Aku mulai bertemu dan berteman dengannya di hari pertama kuliah di sebuah 
kampus di pulau jawa.  Kala itu di tahun pertama, perkuliahan masih digabung 
antar beberapa jurusan.  Di semester-semester berikut kami sudah ajrang 
bertemu.  Aliran kami sudah terlihat sedikit berbeda.  Ia sibuk dengan kegiatan 
masjid dan organisasi agama, sementara aku sibuk pacaran dan sesekali 
diskusi-diskusi tak menentu.  Tapi kalau bertemu kami masih saling menyapa, dan 
menanya kabar.  Walaupun suatu ketika, ia pernah menasehatiku untuk tidak 
pacaran.  Menikah saja katanya.


Setelah 4 tahun selepas lulus kuliah.  Kami bertemu kembali di Jakarta.  Kami 
bercerita tentang pekerjaan dan keluarga masing-masing.  Dari sekian topik yang 
kami bicarakan, satu hal menarik hatiku.  Yaitu tentang warisan di keluarganya. 
 Katanya ia sudah bersepakat dengan seluruh keluarga inti.  Bahwa seluruh 
keluarga sudah sepakat, harta pencarian ayah dan ibunya akan dibagi sesuai 
syariat islam.  Mereka punya beberapa rumah dan tanah di kota Padang dan 
Jakarta.  Setelah ayahnya meninggal (Innalillahi wa Inna ilaihi Rajiun), mereka 
mulai membagi harta pencarian orang tua mereka.  O ya, mereka sekeluarga 5 
orang.  Dua perempuan dan tiga laki-laki.

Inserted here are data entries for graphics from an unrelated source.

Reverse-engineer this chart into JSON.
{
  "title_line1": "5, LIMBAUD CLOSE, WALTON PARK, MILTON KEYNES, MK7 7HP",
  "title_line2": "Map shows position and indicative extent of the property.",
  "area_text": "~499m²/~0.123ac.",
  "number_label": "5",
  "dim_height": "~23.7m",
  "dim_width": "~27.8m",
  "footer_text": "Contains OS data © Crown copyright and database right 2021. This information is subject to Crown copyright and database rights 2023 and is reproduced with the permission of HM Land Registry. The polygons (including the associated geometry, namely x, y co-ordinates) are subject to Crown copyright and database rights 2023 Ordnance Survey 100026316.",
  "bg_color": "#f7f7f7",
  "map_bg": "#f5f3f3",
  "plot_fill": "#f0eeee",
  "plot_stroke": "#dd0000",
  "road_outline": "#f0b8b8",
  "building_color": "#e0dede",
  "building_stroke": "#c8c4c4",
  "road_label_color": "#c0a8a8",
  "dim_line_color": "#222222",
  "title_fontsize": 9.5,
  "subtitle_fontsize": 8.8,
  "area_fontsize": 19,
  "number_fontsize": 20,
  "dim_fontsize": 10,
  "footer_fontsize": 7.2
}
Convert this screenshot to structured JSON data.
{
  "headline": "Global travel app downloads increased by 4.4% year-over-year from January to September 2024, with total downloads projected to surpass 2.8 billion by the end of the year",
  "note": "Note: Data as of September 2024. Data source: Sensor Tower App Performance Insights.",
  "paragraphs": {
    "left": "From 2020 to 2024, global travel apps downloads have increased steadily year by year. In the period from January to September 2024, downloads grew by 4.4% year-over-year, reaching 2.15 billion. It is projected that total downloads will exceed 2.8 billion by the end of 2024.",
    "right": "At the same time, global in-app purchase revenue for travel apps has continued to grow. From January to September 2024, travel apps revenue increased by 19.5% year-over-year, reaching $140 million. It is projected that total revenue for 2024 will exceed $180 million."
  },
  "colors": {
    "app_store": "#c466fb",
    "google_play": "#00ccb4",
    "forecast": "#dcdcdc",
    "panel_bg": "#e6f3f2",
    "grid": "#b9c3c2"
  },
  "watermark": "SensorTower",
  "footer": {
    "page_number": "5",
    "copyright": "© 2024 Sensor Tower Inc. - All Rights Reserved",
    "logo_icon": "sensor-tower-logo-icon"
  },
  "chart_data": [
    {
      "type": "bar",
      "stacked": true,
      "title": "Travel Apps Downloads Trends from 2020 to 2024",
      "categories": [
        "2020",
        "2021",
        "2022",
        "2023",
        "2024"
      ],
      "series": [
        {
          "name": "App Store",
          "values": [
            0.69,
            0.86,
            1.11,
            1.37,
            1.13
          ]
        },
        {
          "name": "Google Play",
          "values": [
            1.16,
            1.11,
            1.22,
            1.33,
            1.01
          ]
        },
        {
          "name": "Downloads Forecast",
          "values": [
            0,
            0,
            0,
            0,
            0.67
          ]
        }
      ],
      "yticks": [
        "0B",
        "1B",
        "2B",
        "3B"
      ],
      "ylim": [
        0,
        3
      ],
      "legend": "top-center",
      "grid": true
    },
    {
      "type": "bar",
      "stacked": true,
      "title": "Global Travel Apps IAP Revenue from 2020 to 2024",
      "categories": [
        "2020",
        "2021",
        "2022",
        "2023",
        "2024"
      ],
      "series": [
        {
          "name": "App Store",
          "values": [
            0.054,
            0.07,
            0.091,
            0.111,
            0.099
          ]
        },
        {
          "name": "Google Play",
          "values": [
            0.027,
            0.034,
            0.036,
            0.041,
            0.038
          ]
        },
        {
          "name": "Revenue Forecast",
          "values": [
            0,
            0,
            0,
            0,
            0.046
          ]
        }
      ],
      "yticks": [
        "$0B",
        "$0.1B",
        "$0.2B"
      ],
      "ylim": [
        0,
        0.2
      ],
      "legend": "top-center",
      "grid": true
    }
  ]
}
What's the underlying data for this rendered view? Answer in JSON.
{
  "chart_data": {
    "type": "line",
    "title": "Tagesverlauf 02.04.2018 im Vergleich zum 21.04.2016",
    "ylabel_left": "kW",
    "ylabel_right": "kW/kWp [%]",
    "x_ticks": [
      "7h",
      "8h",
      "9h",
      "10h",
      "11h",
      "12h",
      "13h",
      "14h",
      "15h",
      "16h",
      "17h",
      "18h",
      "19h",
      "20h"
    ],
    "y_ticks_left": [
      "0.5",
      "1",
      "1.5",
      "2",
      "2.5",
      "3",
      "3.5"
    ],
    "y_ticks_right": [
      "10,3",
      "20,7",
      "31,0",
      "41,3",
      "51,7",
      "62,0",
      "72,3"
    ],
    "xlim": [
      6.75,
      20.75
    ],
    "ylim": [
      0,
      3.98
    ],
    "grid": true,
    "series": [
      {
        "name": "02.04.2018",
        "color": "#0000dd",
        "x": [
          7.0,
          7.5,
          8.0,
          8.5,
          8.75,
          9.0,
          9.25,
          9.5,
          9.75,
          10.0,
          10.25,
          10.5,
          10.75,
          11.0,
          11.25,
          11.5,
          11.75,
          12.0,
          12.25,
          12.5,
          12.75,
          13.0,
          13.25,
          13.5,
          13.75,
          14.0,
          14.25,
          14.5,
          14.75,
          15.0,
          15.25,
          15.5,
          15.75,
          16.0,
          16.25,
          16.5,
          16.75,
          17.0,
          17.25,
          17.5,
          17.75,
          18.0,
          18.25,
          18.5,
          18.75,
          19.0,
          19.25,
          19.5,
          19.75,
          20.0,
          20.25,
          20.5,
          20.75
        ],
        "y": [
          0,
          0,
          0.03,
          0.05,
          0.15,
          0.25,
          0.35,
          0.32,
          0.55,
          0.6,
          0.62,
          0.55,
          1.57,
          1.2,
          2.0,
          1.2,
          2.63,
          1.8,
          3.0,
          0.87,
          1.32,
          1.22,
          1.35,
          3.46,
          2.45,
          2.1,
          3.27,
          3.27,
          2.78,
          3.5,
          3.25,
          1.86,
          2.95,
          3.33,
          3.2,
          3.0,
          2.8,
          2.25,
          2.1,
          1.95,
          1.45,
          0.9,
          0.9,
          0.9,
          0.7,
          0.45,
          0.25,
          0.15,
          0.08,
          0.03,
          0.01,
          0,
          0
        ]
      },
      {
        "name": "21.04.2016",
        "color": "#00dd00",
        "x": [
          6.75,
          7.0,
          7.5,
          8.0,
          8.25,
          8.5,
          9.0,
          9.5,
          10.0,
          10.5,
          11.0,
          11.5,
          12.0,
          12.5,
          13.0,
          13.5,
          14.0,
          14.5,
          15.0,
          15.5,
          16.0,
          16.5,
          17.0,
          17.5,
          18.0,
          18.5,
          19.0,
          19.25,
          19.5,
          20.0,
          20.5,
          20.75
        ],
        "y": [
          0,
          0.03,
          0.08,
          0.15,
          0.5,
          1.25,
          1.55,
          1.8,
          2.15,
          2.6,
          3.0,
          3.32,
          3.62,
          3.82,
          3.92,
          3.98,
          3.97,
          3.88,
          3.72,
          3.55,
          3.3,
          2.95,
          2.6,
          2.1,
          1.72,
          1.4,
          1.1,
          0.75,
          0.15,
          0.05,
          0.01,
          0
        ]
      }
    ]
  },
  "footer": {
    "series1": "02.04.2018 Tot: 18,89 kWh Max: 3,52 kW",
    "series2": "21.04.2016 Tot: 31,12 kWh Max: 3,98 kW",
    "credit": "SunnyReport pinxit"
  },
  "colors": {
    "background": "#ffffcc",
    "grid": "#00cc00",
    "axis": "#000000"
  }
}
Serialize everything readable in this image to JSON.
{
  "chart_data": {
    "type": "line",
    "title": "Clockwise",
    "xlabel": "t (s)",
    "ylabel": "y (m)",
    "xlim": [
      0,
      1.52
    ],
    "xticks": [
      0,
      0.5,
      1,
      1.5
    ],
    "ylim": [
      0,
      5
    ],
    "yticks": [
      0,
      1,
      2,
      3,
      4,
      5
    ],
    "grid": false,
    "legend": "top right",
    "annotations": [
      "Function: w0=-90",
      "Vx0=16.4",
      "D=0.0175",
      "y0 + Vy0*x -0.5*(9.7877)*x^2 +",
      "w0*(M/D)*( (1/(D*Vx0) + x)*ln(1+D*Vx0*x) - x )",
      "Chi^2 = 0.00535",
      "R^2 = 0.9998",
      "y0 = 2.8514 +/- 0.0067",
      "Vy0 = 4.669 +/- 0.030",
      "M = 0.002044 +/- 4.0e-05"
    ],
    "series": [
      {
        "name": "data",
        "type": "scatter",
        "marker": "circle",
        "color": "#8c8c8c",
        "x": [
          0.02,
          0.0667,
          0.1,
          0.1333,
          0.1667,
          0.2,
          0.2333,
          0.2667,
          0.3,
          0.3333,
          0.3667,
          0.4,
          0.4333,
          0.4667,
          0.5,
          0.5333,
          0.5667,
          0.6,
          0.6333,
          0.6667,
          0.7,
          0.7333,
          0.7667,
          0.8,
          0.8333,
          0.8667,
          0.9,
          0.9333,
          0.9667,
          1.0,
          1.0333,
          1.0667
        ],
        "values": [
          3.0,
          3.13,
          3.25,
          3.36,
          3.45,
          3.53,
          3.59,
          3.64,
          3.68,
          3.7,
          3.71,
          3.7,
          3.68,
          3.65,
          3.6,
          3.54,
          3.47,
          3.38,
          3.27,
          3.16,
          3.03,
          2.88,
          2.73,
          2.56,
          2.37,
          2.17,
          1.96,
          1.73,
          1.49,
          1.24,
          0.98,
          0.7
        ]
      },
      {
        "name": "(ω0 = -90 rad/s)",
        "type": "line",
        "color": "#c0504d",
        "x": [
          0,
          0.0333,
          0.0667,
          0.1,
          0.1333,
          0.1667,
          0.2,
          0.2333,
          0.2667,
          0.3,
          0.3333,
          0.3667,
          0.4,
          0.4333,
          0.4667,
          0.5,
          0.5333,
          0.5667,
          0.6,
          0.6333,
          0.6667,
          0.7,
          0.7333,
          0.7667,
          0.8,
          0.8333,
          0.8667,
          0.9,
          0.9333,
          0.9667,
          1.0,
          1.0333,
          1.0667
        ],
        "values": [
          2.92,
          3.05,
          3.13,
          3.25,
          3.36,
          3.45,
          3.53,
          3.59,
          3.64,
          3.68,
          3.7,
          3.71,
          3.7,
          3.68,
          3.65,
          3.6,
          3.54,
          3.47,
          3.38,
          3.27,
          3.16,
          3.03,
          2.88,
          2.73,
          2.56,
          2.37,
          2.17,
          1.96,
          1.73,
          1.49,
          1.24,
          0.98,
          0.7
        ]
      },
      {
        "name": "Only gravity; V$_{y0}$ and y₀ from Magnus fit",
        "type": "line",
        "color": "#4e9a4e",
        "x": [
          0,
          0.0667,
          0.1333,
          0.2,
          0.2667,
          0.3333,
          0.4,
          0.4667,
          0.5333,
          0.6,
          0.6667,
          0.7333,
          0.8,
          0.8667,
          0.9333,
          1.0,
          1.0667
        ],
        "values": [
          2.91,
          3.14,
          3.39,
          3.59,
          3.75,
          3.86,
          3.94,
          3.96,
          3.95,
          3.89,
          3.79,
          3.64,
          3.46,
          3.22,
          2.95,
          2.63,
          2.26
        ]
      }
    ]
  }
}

Disini ia mengeluh.  Terlalu banyak kesedihan dalam cerita ini katanya.  Dan 
semuanya datang dari luar keluarga inti. Mulai dari sindiran soal tanah kuburan 
yang masih merah.  Sampai kepada olokan laki-laki di keluarga mereka yang bukan 
lelaku minang sejati.  Masih maharokkan harato induak.  Padahal kata kawanku 
ini, harta ini harta pencarian ayah dan ibu mereka.  Bukankah itu masuk 
kategori pusako randah?

Tak tahan dengan ceramah mamak-mamak, angku pangulu dan sindiran orang lain.  
Kakak laki-lakinya mengambil inisiatif jalan keluar, harta akan tetap dibagi 
dengan sistem islam.  Biar mereka semua tidak menanggung dosa.  Lalu yang 
laki-laki akan menghibahkan bagian warisannya kepada dunsanak perempuannya.  
Kawanku ini bertanya, apa gunanya kita punya aturan pusako randah dan pusako 
tinggi?  Kalau toh pada prakteknya kembali ke sistem lama.  Bagaimana kita bisa 
tahu, menghibahkan kembali ke dunsanak perempuan berisi keikhlasan?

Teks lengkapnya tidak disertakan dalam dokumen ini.